Wall Street’s VIX hit its highest since April while India’s gauge held near 15.6
Market nerves are showing up in the numbers again. Two of the most closely watched fear gauges sent a mixed but telling signal today, June 11, as investors weighed escalating Middle East tensions, sticky US inflation and a restless oil market.
Wall Street’s fear gauge climbs and money runs
The Cboe Volatility Index, the VIX, closed at 22.22, a jump of 12% from the prior session and its highest level since April 7. Over the past month it has swung between a low of 15.18 and a peak of 23.34, a reminder that the calm of late 2025 is long gone.
What’s notable is how investors are positioning around that move. Rather than piling into volatility protection, they pulled $64.5 million out of exchange-traded funds that track VIX-based derivatives, the fourth straight day of withdrawals. At the same time, they put $9.89 million into inverse-VIX products that profit when price swings ease, a sign some traders are betting the spike won’t last. Even with the outflows, total assets in VIX-derivative funds edged up about 1% to $2.89 billion from $2.85 billion.
The exits were concentrated in the most aggressive products. ProShares Ultra VIX Short-Term Futures saw the largest outflow at $33.19 million, followed by ProShares VIX Short-Term Futures at $10.91 million and 2x Long VIX Futures at $10.26 million. The lone inverse-VIX inflow went to the -1x Short VIX Futures product.

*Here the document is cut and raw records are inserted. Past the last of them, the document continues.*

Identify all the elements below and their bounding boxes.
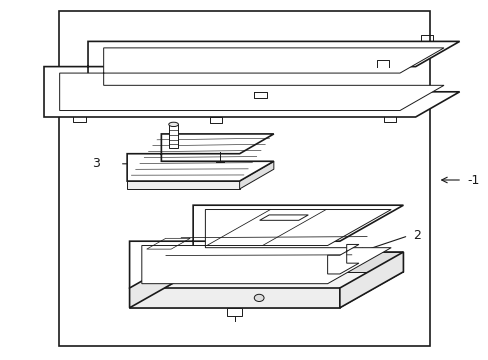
Polygon shape xyxy=(169,124,178,148)
Polygon shape xyxy=(193,252,403,272)
Polygon shape xyxy=(142,210,390,284)
Text: -1: -1 xyxy=(466,174,478,186)
Bar xyxy=(59,11,429,346)
Polygon shape xyxy=(129,252,193,308)
Polygon shape xyxy=(327,244,358,274)
Polygon shape xyxy=(129,288,339,308)
Polygon shape xyxy=(339,252,403,308)
Polygon shape xyxy=(127,134,273,181)
Text: 3: 3 xyxy=(92,157,100,170)
Polygon shape xyxy=(129,272,403,308)
Polygon shape xyxy=(227,308,242,316)
Polygon shape xyxy=(239,161,273,189)
Polygon shape xyxy=(129,205,403,288)
Ellipse shape xyxy=(168,122,178,126)
Polygon shape xyxy=(60,48,443,111)
Polygon shape xyxy=(259,215,308,220)
Circle shape xyxy=(254,294,264,302)
Text: 2: 2 xyxy=(412,229,420,242)
Polygon shape xyxy=(127,181,239,189)
Polygon shape xyxy=(44,41,459,117)
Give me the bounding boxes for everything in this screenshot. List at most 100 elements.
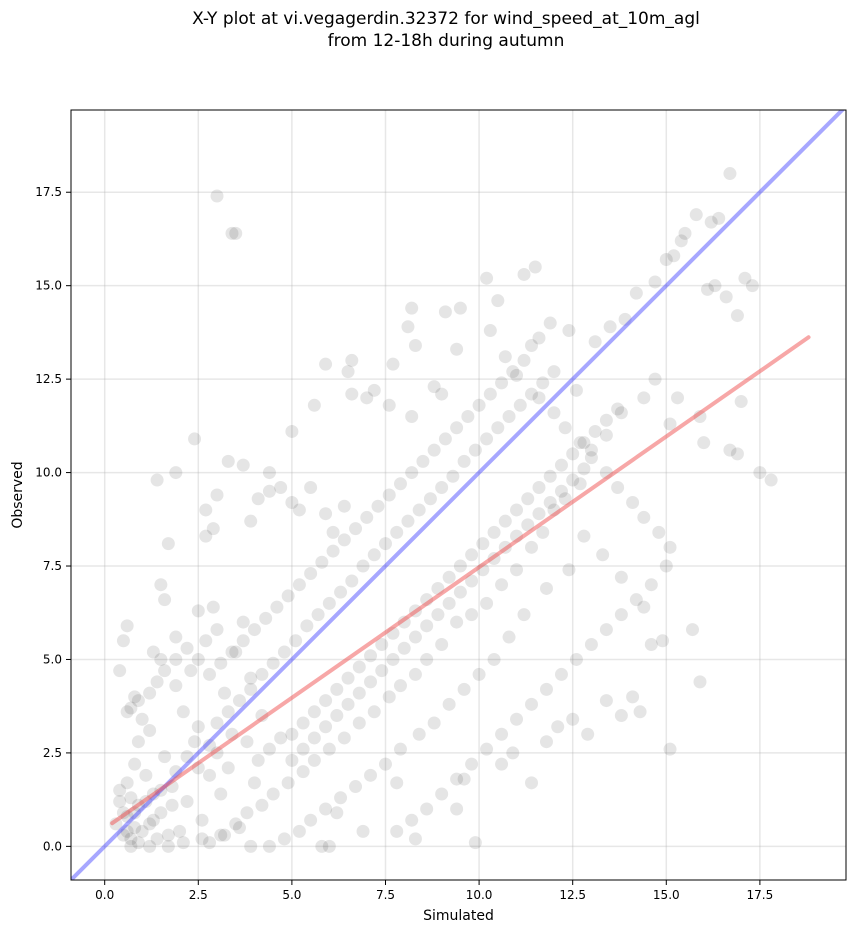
data-point-68	[251, 492, 265, 506]
data-point-328	[554, 667, 568, 681]
data-point-331	[510, 712, 524, 726]
y-tick-label-7: 17.5	[35, 185, 62, 199]
data-point-150	[465, 608, 479, 622]
data-point-273	[124, 701, 138, 715]
data-point-70	[262, 466, 276, 480]
data-point-314	[584, 451, 598, 465]
data-point-313	[573, 436, 587, 450]
data-point-368	[599, 413, 613, 427]
data-point-193	[637, 600, 651, 614]
data-point-341	[296, 716, 310, 730]
data-point-183	[581, 727, 595, 741]
data-point-71	[274, 481, 288, 495]
data-point-248	[311, 608, 325, 622]
data-point-97	[480, 271, 494, 285]
data-point-146	[525, 540, 539, 554]
x-tick-label-0: 0.0	[95, 888, 114, 902]
data-point-214	[292, 824, 306, 838]
data-point-28	[154, 652, 168, 666]
data-point-163	[281, 776, 295, 790]
y-axis-label: Observed	[10, 461, 26, 528]
data-point-156	[382, 690, 396, 704]
data-point-207	[393, 742, 407, 756]
data-point-186	[626, 690, 640, 704]
data-point-311	[547, 406, 561, 420]
data-point-287	[270, 600, 284, 614]
data-point-218	[322, 839, 336, 853]
data-point-196	[577, 529, 591, 543]
data-point-389	[465, 574, 479, 588]
data-point-337	[420, 802, 434, 816]
data-point-348	[375, 638, 389, 652]
data-point-127	[730, 309, 744, 323]
data-point-23	[128, 690, 142, 704]
data-point-370	[251, 753, 265, 767]
data-point-106	[528, 260, 542, 274]
data-point-131	[723, 443, 737, 457]
data-point-91	[405, 410, 419, 424]
data-point-310	[532, 391, 546, 405]
grid	[71, 110, 846, 880]
data-point-204	[442, 697, 456, 711]
data-point-147	[510, 563, 524, 577]
data-point-111	[618, 312, 632, 326]
data-point-20	[131, 735, 145, 749]
data-point-199	[517, 608, 531, 622]
data-point-123	[700, 282, 714, 296]
data-point-138	[637, 391, 651, 405]
data-point-334	[465, 757, 479, 771]
data-point-264	[491, 421, 505, 435]
data-point-121	[723, 167, 737, 181]
data-point-189	[693, 675, 707, 689]
data-point-182	[566, 712, 580, 726]
y-tick-label-2: 5.0	[43, 652, 62, 666]
x-tick-label-3: 7.5	[376, 888, 395, 902]
data-point-324	[614, 608, 628, 622]
data-point-281	[203, 667, 217, 681]
data-point-304	[461, 410, 475, 424]
data-point-320	[663, 540, 677, 554]
data-point-56	[154, 578, 168, 592]
data-point-399	[577, 462, 591, 476]
data-point-104	[543, 316, 557, 330]
data-point-371	[262, 742, 276, 756]
data-point-292	[326, 544, 340, 558]
data-point-340	[285, 727, 299, 741]
data-point-369	[611, 402, 625, 416]
data-point-316	[611, 481, 625, 495]
data-point-157	[367, 705, 381, 719]
data-point-52	[206, 600, 220, 614]
data-point-357	[476, 537, 490, 551]
data-point-243	[255, 667, 269, 681]
data-point-244	[266, 656, 280, 670]
data-point-48	[244, 671, 258, 685]
data-point-13	[161, 828, 175, 842]
data-point-318	[637, 510, 651, 524]
data-point-10	[139, 768, 153, 782]
data-point-25	[116, 634, 130, 648]
data-point-360	[510, 503, 524, 517]
data-point-51	[210, 623, 224, 637]
data-point-122	[708, 279, 722, 293]
data-point-105	[517, 267, 531, 281]
data-point-192	[644, 638, 658, 652]
data-point-49	[229, 645, 243, 659]
data-point-216	[262, 839, 276, 853]
y-tick-label-4: 10.0	[35, 466, 62, 480]
data-point-300	[416, 454, 430, 468]
data-point-208	[378, 757, 392, 771]
data-point-45	[240, 735, 254, 749]
data-point-154	[408, 667, 422, 681]
data-point-194	[614, 570, 628, 584]
fit-line	[110, 335, 811, 826]
data-point-246	[289, 634, 303, 648]
data-point-384	[408, 630, 422, 644]
data-point-206	[412, 727, 426, 741]
data-point-81	[345, 353, 359, 367]
data-point-278	[169, 652, 183, 666]
data-point-69	[262, 484, 276, 498]
data-point-136	[663, 417, 677, 431]
plot-frame	[70, 109, 847, 881]
data-point-330	[525, 697, 539, 711]
data-point-396	[543, 495, 557, 509]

India’s gauge holds steady but stays elevated
Halfway around the world, the picture looked calmer on the surface. India VIX closed at 15.61, down a marginal 0.13% from the prior session, trading in a tight range between 15.12 and 15.94. The closing level pointed to a range-bound, wait-and-see day for Indian traders.

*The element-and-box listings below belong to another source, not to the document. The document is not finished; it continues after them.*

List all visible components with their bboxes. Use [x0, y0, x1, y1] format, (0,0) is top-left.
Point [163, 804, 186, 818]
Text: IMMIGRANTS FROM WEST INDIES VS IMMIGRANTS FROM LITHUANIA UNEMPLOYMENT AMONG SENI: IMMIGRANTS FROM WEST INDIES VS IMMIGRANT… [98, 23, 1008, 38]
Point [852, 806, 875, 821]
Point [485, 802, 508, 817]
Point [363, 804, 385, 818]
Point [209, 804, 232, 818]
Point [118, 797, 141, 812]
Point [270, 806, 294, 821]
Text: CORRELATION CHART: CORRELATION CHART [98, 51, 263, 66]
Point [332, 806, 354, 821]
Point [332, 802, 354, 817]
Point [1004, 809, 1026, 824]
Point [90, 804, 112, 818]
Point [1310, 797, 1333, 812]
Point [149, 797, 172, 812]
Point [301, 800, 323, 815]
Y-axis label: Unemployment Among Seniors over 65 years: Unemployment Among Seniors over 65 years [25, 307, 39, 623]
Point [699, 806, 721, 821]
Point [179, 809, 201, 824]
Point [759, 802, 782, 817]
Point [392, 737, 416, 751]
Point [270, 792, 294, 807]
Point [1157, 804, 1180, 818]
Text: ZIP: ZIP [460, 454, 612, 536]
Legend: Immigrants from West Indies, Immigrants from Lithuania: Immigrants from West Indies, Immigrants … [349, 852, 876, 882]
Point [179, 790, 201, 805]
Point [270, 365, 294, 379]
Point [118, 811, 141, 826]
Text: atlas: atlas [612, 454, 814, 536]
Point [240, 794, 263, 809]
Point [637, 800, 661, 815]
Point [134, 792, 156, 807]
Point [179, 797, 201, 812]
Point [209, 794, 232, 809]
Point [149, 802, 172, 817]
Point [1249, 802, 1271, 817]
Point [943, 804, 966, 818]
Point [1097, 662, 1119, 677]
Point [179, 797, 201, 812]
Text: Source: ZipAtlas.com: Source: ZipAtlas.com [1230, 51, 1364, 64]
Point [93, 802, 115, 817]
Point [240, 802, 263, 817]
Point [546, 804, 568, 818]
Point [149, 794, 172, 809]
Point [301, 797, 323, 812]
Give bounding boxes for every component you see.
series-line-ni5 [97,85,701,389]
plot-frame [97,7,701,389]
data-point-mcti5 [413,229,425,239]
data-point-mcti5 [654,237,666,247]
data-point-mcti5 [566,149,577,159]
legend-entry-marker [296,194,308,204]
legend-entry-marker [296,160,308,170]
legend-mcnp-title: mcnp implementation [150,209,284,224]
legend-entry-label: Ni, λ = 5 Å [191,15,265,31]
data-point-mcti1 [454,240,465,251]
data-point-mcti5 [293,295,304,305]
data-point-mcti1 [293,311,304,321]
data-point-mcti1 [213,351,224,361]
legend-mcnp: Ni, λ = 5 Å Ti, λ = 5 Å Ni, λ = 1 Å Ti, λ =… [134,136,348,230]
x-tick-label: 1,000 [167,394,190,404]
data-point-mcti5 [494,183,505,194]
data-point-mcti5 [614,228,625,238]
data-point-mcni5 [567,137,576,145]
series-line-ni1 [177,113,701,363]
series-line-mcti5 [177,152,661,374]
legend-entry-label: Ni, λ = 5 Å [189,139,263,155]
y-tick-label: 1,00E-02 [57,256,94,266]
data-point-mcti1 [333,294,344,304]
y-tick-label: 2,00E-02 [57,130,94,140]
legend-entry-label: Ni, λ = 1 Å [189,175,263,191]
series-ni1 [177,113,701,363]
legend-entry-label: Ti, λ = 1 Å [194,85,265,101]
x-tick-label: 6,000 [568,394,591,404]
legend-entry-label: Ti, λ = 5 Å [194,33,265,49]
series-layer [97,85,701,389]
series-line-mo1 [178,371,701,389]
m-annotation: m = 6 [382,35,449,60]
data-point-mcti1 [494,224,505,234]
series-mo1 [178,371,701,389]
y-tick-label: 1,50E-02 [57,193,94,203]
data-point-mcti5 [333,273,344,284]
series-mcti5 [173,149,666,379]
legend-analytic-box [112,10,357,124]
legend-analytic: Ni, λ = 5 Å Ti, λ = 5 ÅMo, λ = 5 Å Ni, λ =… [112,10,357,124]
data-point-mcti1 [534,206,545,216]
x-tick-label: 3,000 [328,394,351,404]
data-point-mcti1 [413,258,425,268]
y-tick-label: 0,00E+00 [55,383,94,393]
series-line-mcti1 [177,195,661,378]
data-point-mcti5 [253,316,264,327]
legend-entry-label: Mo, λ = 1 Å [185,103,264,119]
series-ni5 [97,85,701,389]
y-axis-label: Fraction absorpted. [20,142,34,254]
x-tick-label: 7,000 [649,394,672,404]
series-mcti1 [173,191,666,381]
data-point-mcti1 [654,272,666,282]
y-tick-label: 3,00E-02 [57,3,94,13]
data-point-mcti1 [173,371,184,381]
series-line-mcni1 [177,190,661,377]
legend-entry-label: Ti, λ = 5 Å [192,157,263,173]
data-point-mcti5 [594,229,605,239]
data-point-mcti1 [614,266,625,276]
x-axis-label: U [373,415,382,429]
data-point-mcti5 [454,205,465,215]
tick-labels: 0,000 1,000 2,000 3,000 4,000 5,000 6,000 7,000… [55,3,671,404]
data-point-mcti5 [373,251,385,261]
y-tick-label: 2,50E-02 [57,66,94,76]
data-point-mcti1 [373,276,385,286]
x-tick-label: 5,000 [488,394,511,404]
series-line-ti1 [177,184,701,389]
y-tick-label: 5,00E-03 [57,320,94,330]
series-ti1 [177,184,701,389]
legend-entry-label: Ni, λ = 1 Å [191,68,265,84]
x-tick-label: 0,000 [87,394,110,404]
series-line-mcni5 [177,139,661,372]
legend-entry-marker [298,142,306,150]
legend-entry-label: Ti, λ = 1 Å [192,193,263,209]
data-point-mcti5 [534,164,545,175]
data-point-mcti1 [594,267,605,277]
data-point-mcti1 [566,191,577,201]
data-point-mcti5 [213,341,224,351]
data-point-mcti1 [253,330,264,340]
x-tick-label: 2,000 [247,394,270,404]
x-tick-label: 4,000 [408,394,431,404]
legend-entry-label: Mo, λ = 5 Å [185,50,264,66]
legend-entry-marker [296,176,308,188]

The bigger story is the trend. India’s gauge has climbed roughly 64.66% so far in 2026 and sits well above its 52-week low of 8.72. For much of 2025, the index frequently hovered near 10, so the current reading reflects a meaningfully more anxious environment. Its ability to stay above the 15 mark all session underscored that elevated uncertainty hasn’t gone anywhere.
What’s driving the unease
Both gauges trace back to the same handful of pressure points. Geopolitical tension in the Middle East, including developments tied to the US and Iran, has kept a risk-off mood simmering across asset classes. Stronger-than-expected US inflation readings have added to the caution, complicating the outlook for interest rates.
Oil has been a constant swing factor. Brent crude approached $95 a barrel following Middle East developments before easing back below $92 later in the session. Higher energy prices feed straight into inflation and currency worries, and reports indicated the Indian rupee came under pressure as crude climbed, reviving concerns about the country’s external accounts.

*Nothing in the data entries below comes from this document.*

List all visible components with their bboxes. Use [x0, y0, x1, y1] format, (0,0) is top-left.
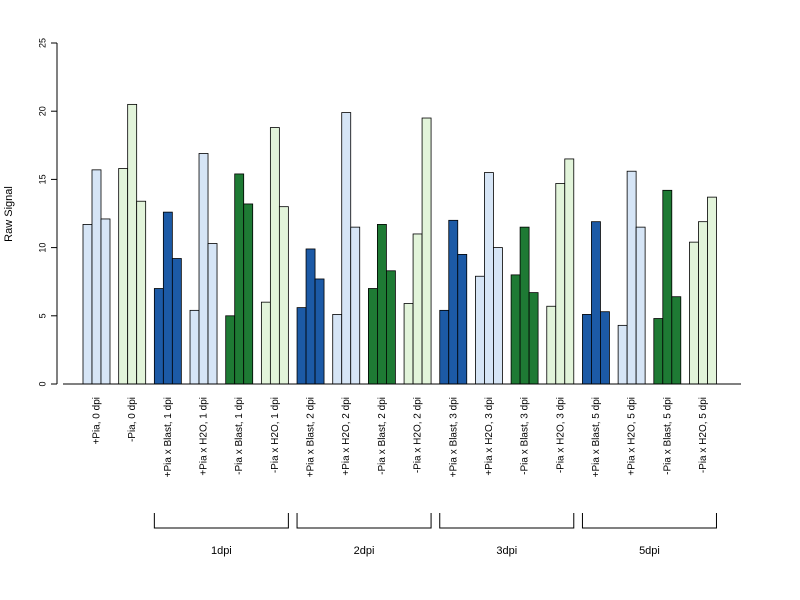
x-category-label: -Pia x H2O, 1 dpi	[270, 397, 281, 473]
bar-1-0	[118, 168, 129, 385]
y-tick-label: 0	[37, 381, 47, 386]
bar-17-0	[689, 241, 699, 385]
x-category-label: -Pia x H2O, 5 dpi	[698, 397, 709, 473]
group-label: 2dpi	[354, 545, 375, 557]
x-category-label: +Pia x Blast, 3 dpi	[448, 397, 459, 477]
bar-9-2	[421, 117, 432, 385]
bar-9-1	[412, 233, 423, 385]
x-category-label: -Pia x Blast, 1 dpi	[234, 397, 245, 475]
bar-4-0	[225, 315, 236, 385]
x-category-label: -Pia, 0 dpi	[127, 397, 138, 442]
bar-1-2	[136, 200, 147, 385]
bar-11-1	[484, 172, 494, 385]
y-tick-label: 5	[37, 313, 47, 318]
bar-9-0	[403, 303, 414, 385]
bar-14-2	[600, 311, 610, 385]
group-bracket	[581, 513, 717, 529]
bar-0-1	[91, 169, 102, 385]
bar-7-0	[332, 314, 343, 385]
bar-15-0	[617, 324, 628, 385]
x-category-label: +Pia x Blast, 5 dpi	[591, 397, 602, 477]
x-category-label: +Pia x H2O, 5 dpi	[627, 397, 638, 476]
bar-10-1	[448, 219, 459, 385]
bar-16-2	[671, 296, 682, 385]
group-label: 3dpi	[496, 545, 517, 557]
bar-1-1	[127, 103, 138, 385]
x-category-label: -Pia x H2O, 3 dpi	[555, 397, 566, 473]
bar-6-0	[296, 307, 307, 385]
x-category-label: +Pia x Blast, 1 dpi	[163, 397, 174, 477]
y-tick-label: 25	[37, 38, 47, 48]
y-tick-label: 20	[37, 106, 47, 116]
bar-10-2	[457, 254, 468, 385]
x-category-labels: +Pia, 0 dpi -Pia, 0 dpi +Pia x Blast, 1 dp…	[92, 397, 709, 477]
bar-8-1	[376, 224, 387, 385]
bar-0-0	[82, 224, 93, 385]
bar-4-2	[243, 203, 254, 385]
bar-5-1	[269, 127, 280, 385]
bar-15-2	[635, 226, 646, 385]
bar-13-1	[555, 183, 566, 385]
bar-4-1	[234, 173, 245, 385]
bars	[82, 103, 717, 385]
bar-14-1	[591, 221, 601, 385]
bar-11-0	[475, 275, 485, 385]
bar-12-1	[519, 226, 530, 385]
x-category-label: +Pia x H2O, 3 dpi	[484, 397, 495, 476]
bar-6-2	[314, 278, 325, 385]
bar-11-2	[493, 247, 503, 385]
bar-17-2	[707, 196, 717, 385]
bar-5-2	[278, 206, 289, 385]
x-category-label: -Pia x H2O, 2 dpi	[413, 397, 424, 473]
group-brackets: 1dpi 2dpi 3dpi 5dpi	[153, 513, 717, 557]
x-category-label: +Pia x H2O, 1 dpi	[199, 397, 210, 476]
group-bracket	[296, 513, 432, 529]
bar-7-2	[350, 226, 361, 385]
bar-16-0	[653, 318, 664, 385]
y-axis-label: Raw Signal	[3, 186, 15, 242]
bar-2-1	[162, 211, 173, 385]
group-bracket	[439, 513, 575, 529]
y-axis: 0 5 10 15 20 25	[37, 38, 58, 387]
bar-5-0	[260, 301, 271, 385]
bar-12-0	[510, 274, 521, 385]
bar-17-1	[698, 221, 708, 385]
bar-8-2	[385, 270, 396, 385]
bar-2-2	[171, 258, 182, 385]
bar-7-1	[341, 112, 352, 385]
x-category-label: +Pia x Blast, 2 dpi	[306, 397, 317, 477]
bar-0-2	[100, 218, 111, 385]
y-tick-label: 10	[37, 243, 47, 253]
group-bracket	[153, 513, 289, 529]
bar-12-2	[528, 292, 539, 385]
bar-15-1	[626, 170, 637, 385]
bar-13-2	[564, 158, 575, 385]
bar-3-0	[189, 309, 200, 385]
x-category-label: +Pia, 0 dpi	[92, 397, 103, 445]
bar-13-0	[546, 305, 557, 385]
group-label: 5dpi	[639, 545, 660, 557]
x-category-label: -Pia x Blast, 2 dpi	[377, 397, 388, 475]
bar-10-0	[439, 309, 450, 385]
bar-6-1	[305, 248, 316, 385]
x-category-label: +Pia x H2O, 2 dpi	[341, 397, 352, 476]
bar-8-0	[367, 288, 378, 385]
y-tick-label: 15	[37, 174, 47, 184]
x-category-label: -Pia x Blast, 3 dpi	[520, 397, 531, 475]
bar-14-0	[582, 314, 592, 385]
x-category-label: -Pia x Blast, 5 dpi	[662, 397, 673, 475]
group-label: 1dpi	[211, 545, 232, 557]
bar-3-2	[207, 243, 218, 385]
bar-16-1	[662, 189, 673, 385]
bar-2-0	[153, 288, 164, 385]
bar-3-1	[198, 153, 209, 385]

Capital flows are reinforcing the trend. Foreign portfolio investors have sold roughly $30 billion in Indian equities in 2026 so far, a persistent drag that has tracked closely with bouts of higher volatility.
A seasonal footnote
History offers a small dose of perspective on India’s gauge. Over the past 18 years, India VIX has posted negative June returns in 11 of them, with an average monthly move of about a 6.61% decline. The sharpest June drop, nearly 44%, came in 2024. Whether that seasonal tendency reasserts itself this year may depend less on the calendar and more on how the Middle East, oil prices and inflation play out in the weeks ahead.
Disclaimer: This article is for informational purposes only and does not constitute financial advice. The author and publication are not registered investment advisors and do not provide personalized investment recommendations.